Hanna
Rheinz
A
Cassandra Call
[German]
As Jewish
women, we have indisputably shown a great deal of courage and plurality. We have
done this in reference to our historical breaks, but also in describing various
Jewish sociotopes in that many try to survive and define themselves. It occurred
to me in Alice Shalvis lecture how much the older generations still experience
positive solidarity and value of Zionism, the building of the Jewish State. As a
representative of the Jewish community resident today in Germany I see myself as
a minority because I am prepared to issue a Cassandra call at this Bet Debora
conference that, if my experience is consistent, will not make me very popular.
What happens
to women who don't have families? Are women without families imaginable at all?
Dont the chavurot [communities of friends], the communities, that we
have set up at this conference as alternatives to the traditional family have
exactly the characteristics that we wanted to get away from - namely, the
production of black sheep and outsiders who even show up here? They do not fit
in and do not correspond to the new understanding of roles that we want to
develop here together.
Bet Debora is
not ultimately directed at women who do not have significant others or no longer
have families because they are single, widowed or divorced. It is not directed
at women who live at the edges of the Jewish community because they are raising
children on their own.
Because they
live in Germany, these women exist in some senses on the outermost edge of the
Jewish community because the infrastructure of many communities has failed to
even identify them as a target group. I am not speaking here of those women who
did political work in the tradition of the women's union (Frauenbund), or
who are active in WIZO, or are integrated in other community organisations or
women's networks. I do not mean successful career women who are in the
limelight.
I am talking
about women in the shadows. These are women who are no longer or have not yet
been integrated into the community. These women experience the Bet Debora
conference as an opportunity to recharge their Jewish and human batteries ...
that is how it has been for me. But if these women return, they come back to
communities that take no notice of them and are only just tolerate them.
They are the
women who stand alone at the gravesides of their parents, children and friends
because there are no men, no fathers and no sons, who can say Kaddish for them.
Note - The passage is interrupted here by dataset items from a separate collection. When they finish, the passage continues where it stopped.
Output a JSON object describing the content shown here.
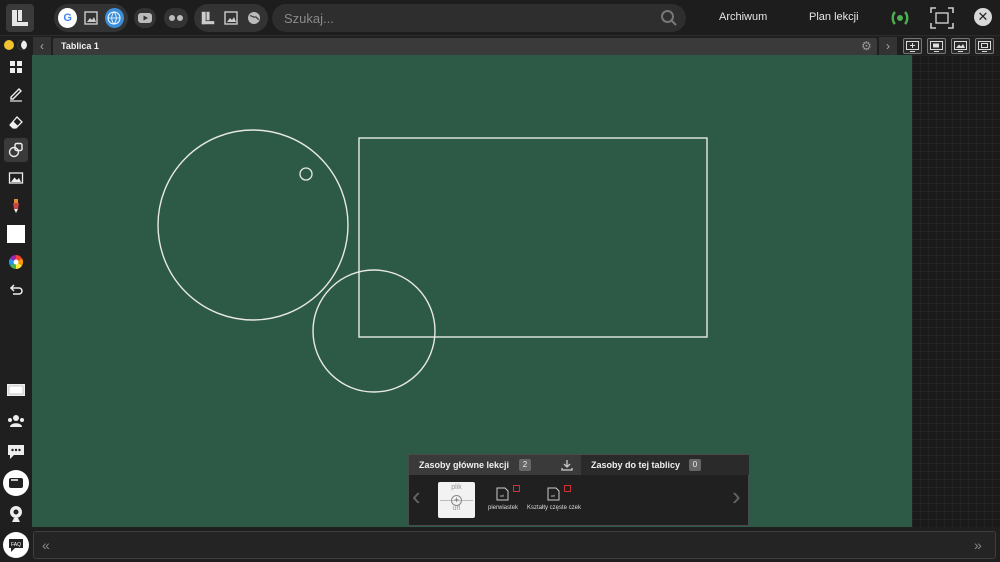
{
  "topbar": {
    "search_placeholder": "Szukaj...",
    "archive_label": "Archiwum",
    "lesson_plan_label": "Plan lekcji"
  },
  "tabbar": {
    "tab_title": "Tablica 1"
  },
  "resources": {
    "main_tab_label": "Zasoby główne lekcji",
    "main_count": "2",
    "board_tab_label": "Zasoby do tej tablicy",
    "board_count": "0",
    "add_top": "plik",
    "add_bottom": "url",
    "items": [
      {
        "label": "pierwiastek"
      },
      {
        "label": "Kształty częste czek"
      }
    ]
  },
  "colors": {
    "board": "#2d5a47",
    "chalk": "#e8e8e8",
    "accent_live": "#4caf50"
  }
}
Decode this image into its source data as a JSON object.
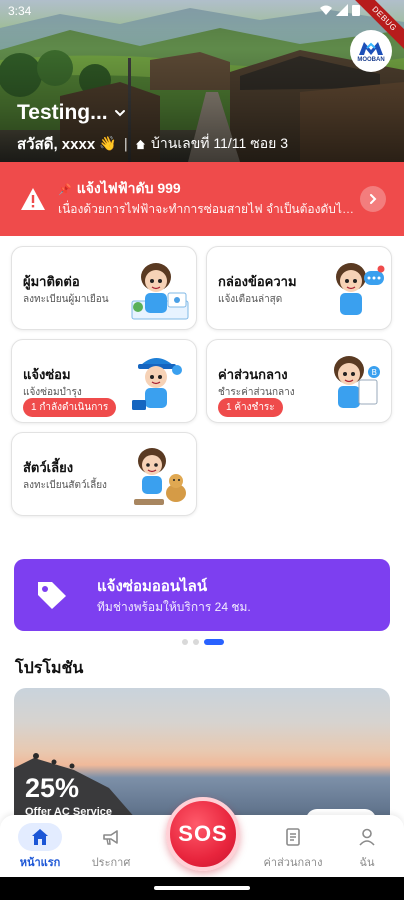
{
  "status_bar": {
    "time": "3:34",
    "debug_banner": "DEBUG"
  },
  "header": {
    "logo_text": "MOOBAN",
    "project_name": "Testing...",
    "greeting": "สวัสดี, xxxx",
    "wave_emoji": "👋",
    "address": "บ้านเลขที่ 11/11 ซอย 3"
  },
  "alert": {
    "title": "แจ้งไฟฟ้าดับ 999",
    "body": "เนื่องด้วยการไฟฟ้าจะทำการซ่อมสายไฟ จำเป็นต้องดับไฟ...",
    "color": "#ef4b4b"
  },
  "menu": [
    {
      "title": "ผู้มาติดต่อ",
      "subtitle": "ลงทะเบียนผู้มาเยือน",
      "badge": ""
    },
    {
      "title": "กล่องข้อความ",
      "subtitle": "แจ้งเตือนล่าสุด",
      "badge": ""
    },
    {
      "title": "แจ้งซ่อม",
      "subtitle": "แจ้งซ่อมบำรุง",
      "badge": "1 กำลังดำเนินการ"
    },
    {
      "title": "ค่าส่วนกลาง",
      "subtitle": "ชำระค่าส่วนกลาง",
      "badge": "1 ค้างชำระ"
    },
    {
      "title": "สัตว์เลี้ยง",
      "subtitle": "ลงทะเบียนสัตว์เลี้ยง",
      "badge": ""
    }
  ],
  "banner": {
    "title": "แจ้งซ่อมออนไลน์",
    "subtitle": "ทีมช่างพร้อมให้บริการ 24 ชม.",
    "color": "#7d3ff0",
    "active_slide": 3,
    "slide_count": 3
  },
  "promotions": {
    "title": "โปรโมชัน",
    "card": {
      "percent": "25%",
      "offer": "Offer AC Service"
    }
  },
  "bottom_nav": {
    "items": [
      {
        "label": "หน้าแรก",
        "icon": "home-icon",
        "active": true
      },
      {
        "label": "ประกาศ",
        "icon": "megaphone-icon",
        "active": false
      },
      {
        "label": "ค่าส่วนกลาง",
        "icon": "receipt-icon",
        "active": false
      },
      {
        "label": "ฉัน",
        "icon": "person-icon",
        "active": false
      }
    ],
    "sos_label": "SOS"
  }
}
Women who are members of the orthodox unified community are officially
discouraged from saying Kaddish. Women who live alone continue to be in lonely
positions, particularly when they do not, as here in Berlin, have the
opportunity to form a community. But even in Berlin there are women who are very
lonely. In my workshop I portrayed one of them who went to the mikvah
[ritual bath] for two years even only to be rejected again and again. And it was
not just that the rabbis let her know she was unmarried and as a result in the
position of an outsider. She also felt stigmatised by other, married women. They
repeatedly made it clear to her that she did not belong and was unwelcome.
In my
workshop Galut ha-Neshama [Exile of the Soul], I tried to remind
participants of the actual idea of Jewish femininity, to get them to recall that
the body provides space for the soul a positive reference to the body that had
nevertheless been lost. And finally, these women are left alone and given no
opportunity to experience community. Bet Debora was established to include these
women as well, who are in a period of isolation and alienation during that it is
even difficult for them to recognise common interests in a Jewish environment
and use them as a basis for their behaviour.
Bet Debora
has made a good start. But chavurot offer family substitutes in an only
limited way, because most people are so caught up in their own worlds that the
opportunities for establishing solidarity based on empathy, rachamim, the
legacy of Jewish empathy, are overshadowed by indifference. It is true that
during the course of the story it happens again and again that outsiders
contribute creative ideas and move into the centre when their ideas are adopted.
Yet for individuals it is difficult to bear the loneliness. They feel they only
have one life and it is passing them by and they never come down off the shelf
and become the centre of their own lives.
I am making
an appeal that we recognise and develop our common interests beyond an
understanding that is linked to the family, because being alone and living
without a family does not have to mean just loneliness. It is often the case
that precisely this juncture is where feminine strengths become apparent. Those
who become aware of being alone tend to rely on their own creativity to resolve
difficult situations.
My vision of
a modern Jewish identity as a woman is that we recall what sounds anachronistic
today, solidarity within the kehille (community). But it can only be
experienced if we first recognise that we bring ourselves up short when we
frequently, voluntarily and subconsciously uphold conventional images of
deficient feminism. We make contemptible women who are not integrated in
families in the conventional and socially acceptable sense. They are pitied
because they are not really fully valuable as Jewish women. We can no longer
tolerate letting each other remain on the fringes, hoping only that future
generations will bring those of us into the centre who today stand on the
outside. The task is to stop excluding each other. We must demand and accept our
place in within the community, both as individuals and as a group.
Dr. Hanna
Rheinz, psychologist and university lecturer, is the author of "Die
jüdische Frau. Auf der Suche nach einer modernen Identität" (The Jewish
Woman - In Search of a Modern Identity, 1998).